The legislation underpinning the workings of the parole board should set out the functions thereof and the criteria to be used in making decisions. In our submission we suggest consideration should be given to a number of issues, including whether oral hearings should take place, who prepares the information on which the parole board makes its decisions, how its members are appointed and what is their term and security of office and how the board is to be funded. Individuals who appear before the board should have access to legal representation. There is a growing body of law at Strasbourg level which indicates that, essentially, this is a quasi-judicial process and that individuals should be represented by lawyers, where necessary.
Questions on prisoner releases and how decisions are taken form only one part of the picture. Ms Cuthbert has addressed issues relating to what happens in prison. There are many deficiencies in the prison system which would not be capable of delivering the incentives necessary within an incentivised system of parole. The integrated sentences management programme is good, in principle, but it is largely an exercise in paper, as opposed to being fully supported through the provision of the necessary resources and programmes within the prison system. Particular emphasis must be placed on drug and addiction treatment and literacy programmes. The encouraging aspect is that in recent years many jurisdictions have by reducing prisoner numbers and their level of investment in security been able to divert money towards treating individuals within prison. This has had great social benefits in terms of reduced levels of reoffending. Countries and jurisdictions as diverse as Texas have been able to make progress in this area.
Another part of the picture is what happens in the community once people are released. The community service scheme and the community release scheme initiated by the Minister represent a step in the right direction. Again, however, support must be provided for the probation service and the agencies it funds in order to support people beyond release. At a general level, this is an extremely underdeveloped aspect and there is much we could learn from other jurisdictions.

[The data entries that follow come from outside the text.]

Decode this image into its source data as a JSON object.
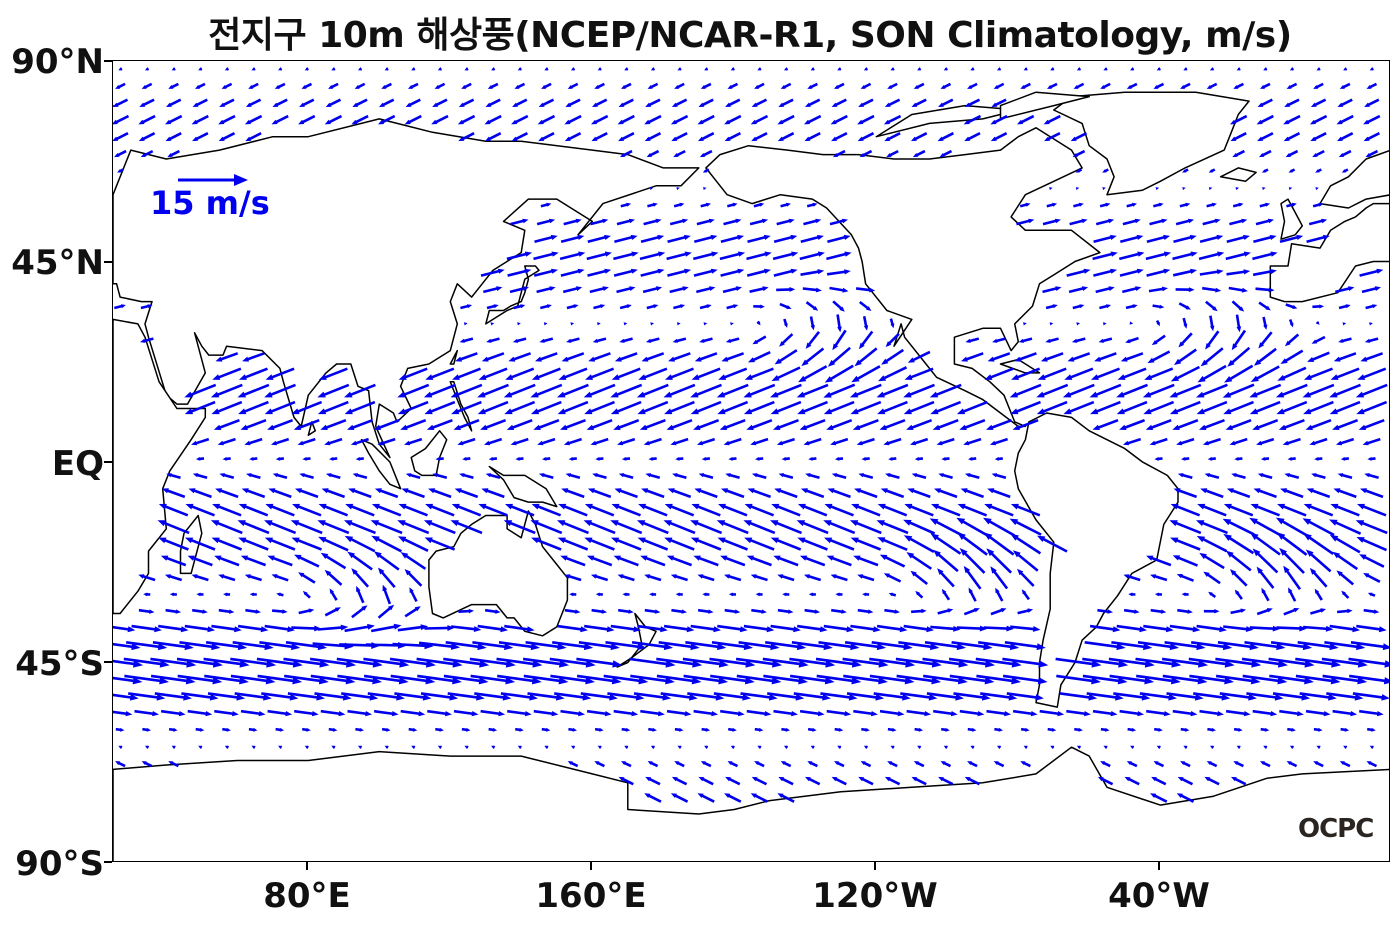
{
  "title": "전지구 10m 해상풍(NCEP/NCAR-R1, SON Climatology, m/s)",
  "colors": {
    "vector": "#0000ee",
    "coast": "#000000",
    "text": "#111111"
  },
  "axes": {
    "lat_labels": [
      "90°N",
      "45°N",
      "EQ",
      "45°S",
      "90°S"
    ],
    "lon_labels": [
      "80°E",
      "160°E",
      "120°W",
      "40°W"
    ]
  },
  "reference": {
    "label": "15 m/s",
    "speed": 15
  },
  "logo": {
    "text": "OCPC"
  },
  "chart_data": {
    "type": "vector-field",
    "title": "전지구 10m 해상풍(NCEP/NCAR-R1, SON Climatology, m/s)",
    "lon_range": [
      25,
      385
    ],
    "lat_range": [
      -90,
      90
    ],
    "x_ticks": [
      "80°E",
      "160°E",
      "120°W",
      "40°W"
    ],
    "y_ticks": [
      "90°N",
      "45°N",
      "EQ",
      "45°S",
      "90°S"
    ],
    "reference_vector": {
      "speed": 15,
      "unit": "m/s",
      "label": "15 m/s"
    },
    "grid": false
  }
}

This is an area which is ripe for reform. There is a clear direction from other jurisdictions on how we might construct a system which would be superior to that which obtains. It is also an area in which we are likely to see immediate benefits in terms of reducing the prison population. More generally and in the longer term, the sub-committee can lay the groundwork for many more systemic improvements. I do not refer merely to how the system of parole operates but also as a contributory factor to an incentivised system of punishment, under which prisoners would work towards a specific end in a measurable way and we would move towards more liberal regimes throughout the prison system and, ultimately, temporary release for prisoners at an earlier point than might have been the case in the context of sentences handed down.
We wish the sub-committee well in its work which is very important. However, there is one slight proviso which we would highlight. We have laid down general parameters and indicated time limits. Of course, these are matters which require to be examined in much more detail. We will be publishing a much more detailed position paper on this matter and submitting it to the sub-committee shortly.